Sunday 11 December 2011

Doa Rabithah: Doa di Sepanjang Mihwar Dakwah

Oleh : Cahyadi Takariawan
Siang tadi (Sabtu 3 Desember 2011), saya mengikuti acara Tatsqif Kader Dakwah di Markaz Dakwah Gambiran, Yogyakarta. Ustadz Tulus Musthafa menyampaikan tausiyah yang sangat mengena. Penjagaan terhadap kader pada era dakwah di ranah publik harus semakin dikuatkan. Sarananya, kata beliau, telah terangkum dalam Doa Rabithah yang rutin kita baca setiap pagi dan petang.

Sembari mengikuti tausiyah beliau, ingatan saya menerawang jauh ke belakang.....

Suatu masa, di era 1980-an.....

Tigapuluh tahun yang lalu, beberapa orang aktivis dakwah, tidak banyak, hanya beberapa orang saja, duduk melingkar dalam sebuah majelis. Di ruangan yang sempit, diterangi lampu temaram, duduk bersila di atas tikar tua, khusyu’, khidmat, tawadhu’.

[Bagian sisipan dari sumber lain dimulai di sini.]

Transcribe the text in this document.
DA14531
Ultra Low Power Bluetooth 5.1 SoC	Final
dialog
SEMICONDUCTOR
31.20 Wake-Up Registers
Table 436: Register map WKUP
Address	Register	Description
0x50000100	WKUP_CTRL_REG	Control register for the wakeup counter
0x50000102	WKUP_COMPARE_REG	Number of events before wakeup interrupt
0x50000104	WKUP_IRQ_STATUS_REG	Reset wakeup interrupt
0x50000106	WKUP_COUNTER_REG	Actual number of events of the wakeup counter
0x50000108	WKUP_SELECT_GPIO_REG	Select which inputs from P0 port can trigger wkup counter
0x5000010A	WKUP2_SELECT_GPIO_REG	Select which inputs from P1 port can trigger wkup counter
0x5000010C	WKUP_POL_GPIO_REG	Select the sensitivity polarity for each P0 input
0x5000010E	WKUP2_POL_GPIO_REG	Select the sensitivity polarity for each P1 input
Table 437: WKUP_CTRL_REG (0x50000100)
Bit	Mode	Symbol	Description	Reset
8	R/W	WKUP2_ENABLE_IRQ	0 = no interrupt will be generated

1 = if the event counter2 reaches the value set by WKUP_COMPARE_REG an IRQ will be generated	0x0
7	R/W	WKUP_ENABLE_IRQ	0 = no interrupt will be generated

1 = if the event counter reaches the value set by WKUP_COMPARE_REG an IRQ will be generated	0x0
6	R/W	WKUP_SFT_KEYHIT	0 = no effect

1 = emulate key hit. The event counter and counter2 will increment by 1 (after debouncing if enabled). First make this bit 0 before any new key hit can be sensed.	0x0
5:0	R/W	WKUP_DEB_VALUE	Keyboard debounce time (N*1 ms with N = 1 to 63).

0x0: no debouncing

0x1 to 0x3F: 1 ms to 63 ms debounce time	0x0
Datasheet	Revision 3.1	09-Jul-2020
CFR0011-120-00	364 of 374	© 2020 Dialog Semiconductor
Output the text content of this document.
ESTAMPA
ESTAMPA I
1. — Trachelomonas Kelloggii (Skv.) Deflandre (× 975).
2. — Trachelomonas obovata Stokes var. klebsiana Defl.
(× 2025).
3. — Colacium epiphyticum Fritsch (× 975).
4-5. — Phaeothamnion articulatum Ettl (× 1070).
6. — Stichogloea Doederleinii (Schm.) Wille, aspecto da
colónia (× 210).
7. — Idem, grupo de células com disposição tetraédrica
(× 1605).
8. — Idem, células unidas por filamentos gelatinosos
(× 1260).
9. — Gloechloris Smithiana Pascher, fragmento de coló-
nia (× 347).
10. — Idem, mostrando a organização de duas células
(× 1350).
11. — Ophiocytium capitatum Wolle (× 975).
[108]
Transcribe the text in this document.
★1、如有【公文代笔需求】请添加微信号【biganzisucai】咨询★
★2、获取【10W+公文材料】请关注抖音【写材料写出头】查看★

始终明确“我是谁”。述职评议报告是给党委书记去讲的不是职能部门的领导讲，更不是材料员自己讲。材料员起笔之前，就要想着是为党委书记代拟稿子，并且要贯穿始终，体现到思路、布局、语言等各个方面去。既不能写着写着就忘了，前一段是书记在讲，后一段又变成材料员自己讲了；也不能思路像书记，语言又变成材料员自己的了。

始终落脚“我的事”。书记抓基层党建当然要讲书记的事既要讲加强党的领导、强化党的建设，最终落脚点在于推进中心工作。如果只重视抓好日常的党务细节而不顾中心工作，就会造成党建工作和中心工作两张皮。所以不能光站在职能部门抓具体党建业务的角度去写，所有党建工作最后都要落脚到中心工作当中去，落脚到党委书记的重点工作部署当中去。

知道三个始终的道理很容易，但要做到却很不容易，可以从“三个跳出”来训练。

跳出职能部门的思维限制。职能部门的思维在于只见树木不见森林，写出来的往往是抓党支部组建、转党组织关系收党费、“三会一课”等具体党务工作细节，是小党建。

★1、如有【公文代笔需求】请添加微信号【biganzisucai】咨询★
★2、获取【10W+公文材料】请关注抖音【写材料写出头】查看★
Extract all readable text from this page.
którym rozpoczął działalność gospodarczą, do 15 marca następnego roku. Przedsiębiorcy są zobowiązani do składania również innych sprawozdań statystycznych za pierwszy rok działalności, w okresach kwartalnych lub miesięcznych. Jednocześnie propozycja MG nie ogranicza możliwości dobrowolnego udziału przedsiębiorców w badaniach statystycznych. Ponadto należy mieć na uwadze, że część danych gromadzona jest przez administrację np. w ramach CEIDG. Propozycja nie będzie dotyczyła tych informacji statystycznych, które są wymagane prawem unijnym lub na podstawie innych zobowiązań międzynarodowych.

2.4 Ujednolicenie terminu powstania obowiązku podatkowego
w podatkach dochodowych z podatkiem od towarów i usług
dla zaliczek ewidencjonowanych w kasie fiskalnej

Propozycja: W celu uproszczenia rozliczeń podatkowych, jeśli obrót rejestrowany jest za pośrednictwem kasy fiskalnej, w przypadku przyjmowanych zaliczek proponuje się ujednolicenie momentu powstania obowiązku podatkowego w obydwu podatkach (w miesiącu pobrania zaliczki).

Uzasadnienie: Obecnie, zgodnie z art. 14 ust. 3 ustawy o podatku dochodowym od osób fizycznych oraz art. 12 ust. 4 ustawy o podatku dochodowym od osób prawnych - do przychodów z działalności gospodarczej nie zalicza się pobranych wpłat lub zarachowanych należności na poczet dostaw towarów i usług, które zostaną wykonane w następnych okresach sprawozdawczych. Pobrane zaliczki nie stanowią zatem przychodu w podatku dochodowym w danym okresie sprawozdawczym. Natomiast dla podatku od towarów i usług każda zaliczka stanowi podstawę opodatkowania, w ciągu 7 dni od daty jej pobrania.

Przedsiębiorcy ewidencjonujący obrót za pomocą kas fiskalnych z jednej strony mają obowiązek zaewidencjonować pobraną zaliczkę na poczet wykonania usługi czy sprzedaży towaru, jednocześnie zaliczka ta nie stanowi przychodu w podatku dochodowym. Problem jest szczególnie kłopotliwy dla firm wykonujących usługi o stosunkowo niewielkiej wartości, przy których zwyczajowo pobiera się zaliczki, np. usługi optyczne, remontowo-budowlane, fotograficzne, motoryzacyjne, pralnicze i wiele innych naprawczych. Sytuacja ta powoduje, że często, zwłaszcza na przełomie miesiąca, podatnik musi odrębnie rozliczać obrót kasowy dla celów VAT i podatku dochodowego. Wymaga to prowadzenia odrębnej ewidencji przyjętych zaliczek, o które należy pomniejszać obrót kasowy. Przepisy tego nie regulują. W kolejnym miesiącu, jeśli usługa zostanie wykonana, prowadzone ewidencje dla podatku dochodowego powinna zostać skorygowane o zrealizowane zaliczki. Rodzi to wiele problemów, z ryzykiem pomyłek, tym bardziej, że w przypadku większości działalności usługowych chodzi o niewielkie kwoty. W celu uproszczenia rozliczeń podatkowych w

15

Tidak banyak, hanya beberapa orang saja. Berbincang membelah kesunyian, pelan-pelan, tidak berisik. Semua datang dengan berjalan kaki, naik sepeda tua, atau naik kendaraan umum saja. Pakaian mereka sangat sederhana, apa adanya, bersahaja. Hati mereka sangat mulia.

Duapuluh tahun yang lalu, beberapa orang itu bercita-cita tentang kejayaan sebuah peradaban. Cita-cita besar, mengubah keadaan, menciptakan peradaban mulia. Wajah mereka tampak teduh, air wudhu telah membersihkan jiwa dan dada mereka. Tidak ada yang berbicara tentang fasilitas, materi, jabatan dan kekuasaan.

Mengakhiri majelis, mereka menundukkan wajah. Tunduk dalam kekhusyukan, larut dalam kehangatan persaudaraan, hanyut dalam samudera kecintaah. Doa Rabithah mereka lantunkan. Syahdu, menusuk kalbu.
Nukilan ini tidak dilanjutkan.